Il a publié un grand nombre d'études régionalistes sur des sujets variés et, en 1838, un périodique appelé Le Pélerin.
Œuvre


Gravures
Bonnard est l'auteur de près d'une centaine de gravures, principalement des eaux-fortes, et aussi de dessins lithographiés.
Ouvrages publiés
- Costumes des XIIIe, XIVe et XVe siècles. Extraits des monumens les plus authentiques de peinture et de sculpture, avec un texte descriptif et historique, ill. de P. Mercuri, Paris, chez Treuttel et Würtz, 1829-1830, deux volumes [édition originale].
- Le Pélerin, ou Souvenirs de Rome, ill. de 30 gravures, Paris, C. Bonnard, 1829 — lire sur Gallica.
- Le Censeur politique, périodique [une livrasion ?], Paris, C. Bonnard et P. Carpentier, 1830.
- La Novempopulanie : croquis et souvenirs des Pyrénées[7], Aire, chez Sibuet, 1838.

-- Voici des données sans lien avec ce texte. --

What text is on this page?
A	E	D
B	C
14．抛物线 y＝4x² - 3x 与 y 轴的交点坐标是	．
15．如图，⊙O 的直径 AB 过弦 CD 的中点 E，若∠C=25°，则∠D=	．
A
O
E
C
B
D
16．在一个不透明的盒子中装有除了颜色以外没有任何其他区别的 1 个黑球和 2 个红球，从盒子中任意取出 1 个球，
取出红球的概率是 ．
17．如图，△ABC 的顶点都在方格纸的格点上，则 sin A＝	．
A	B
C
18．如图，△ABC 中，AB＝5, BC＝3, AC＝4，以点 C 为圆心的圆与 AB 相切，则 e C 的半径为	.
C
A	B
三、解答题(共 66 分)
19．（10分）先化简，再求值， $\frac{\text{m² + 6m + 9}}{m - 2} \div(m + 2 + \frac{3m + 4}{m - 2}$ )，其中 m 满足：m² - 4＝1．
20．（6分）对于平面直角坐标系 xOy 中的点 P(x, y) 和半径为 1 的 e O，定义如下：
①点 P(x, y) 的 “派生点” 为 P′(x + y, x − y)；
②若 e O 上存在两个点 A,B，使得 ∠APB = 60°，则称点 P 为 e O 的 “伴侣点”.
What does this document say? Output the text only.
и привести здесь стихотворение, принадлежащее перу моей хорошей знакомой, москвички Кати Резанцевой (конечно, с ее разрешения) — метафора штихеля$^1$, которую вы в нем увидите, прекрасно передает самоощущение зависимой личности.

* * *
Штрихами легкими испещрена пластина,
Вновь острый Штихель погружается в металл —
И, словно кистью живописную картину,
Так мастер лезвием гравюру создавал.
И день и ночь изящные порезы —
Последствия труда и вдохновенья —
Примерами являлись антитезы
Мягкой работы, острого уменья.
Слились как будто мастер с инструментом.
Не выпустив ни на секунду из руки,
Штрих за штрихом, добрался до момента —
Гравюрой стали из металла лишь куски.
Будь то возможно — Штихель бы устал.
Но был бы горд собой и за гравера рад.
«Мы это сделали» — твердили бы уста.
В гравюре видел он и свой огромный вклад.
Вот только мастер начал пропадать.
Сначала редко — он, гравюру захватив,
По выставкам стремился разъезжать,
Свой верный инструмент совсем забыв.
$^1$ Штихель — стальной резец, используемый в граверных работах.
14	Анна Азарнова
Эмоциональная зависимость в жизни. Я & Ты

- Lé Pélerin, 36 livraisons accompagnées de gravures, [1838].
- Panorama de l'Ouest : souvenirs historiques, monuments, scènes de moeurs, costumes anciens et modernes de l'Anjou, de la Saintonge, de l'Aunis et du Poitou, Niort, Robin, 1843.
- Vienne et Charente inférieure, Niort, Robin, 1844.
- L'Art de lever les plans, analyse raisonnée et démonstration pratique des formules et des opérations trigonométriques les plus usitées, Niort, Mme Clouzot, 1845.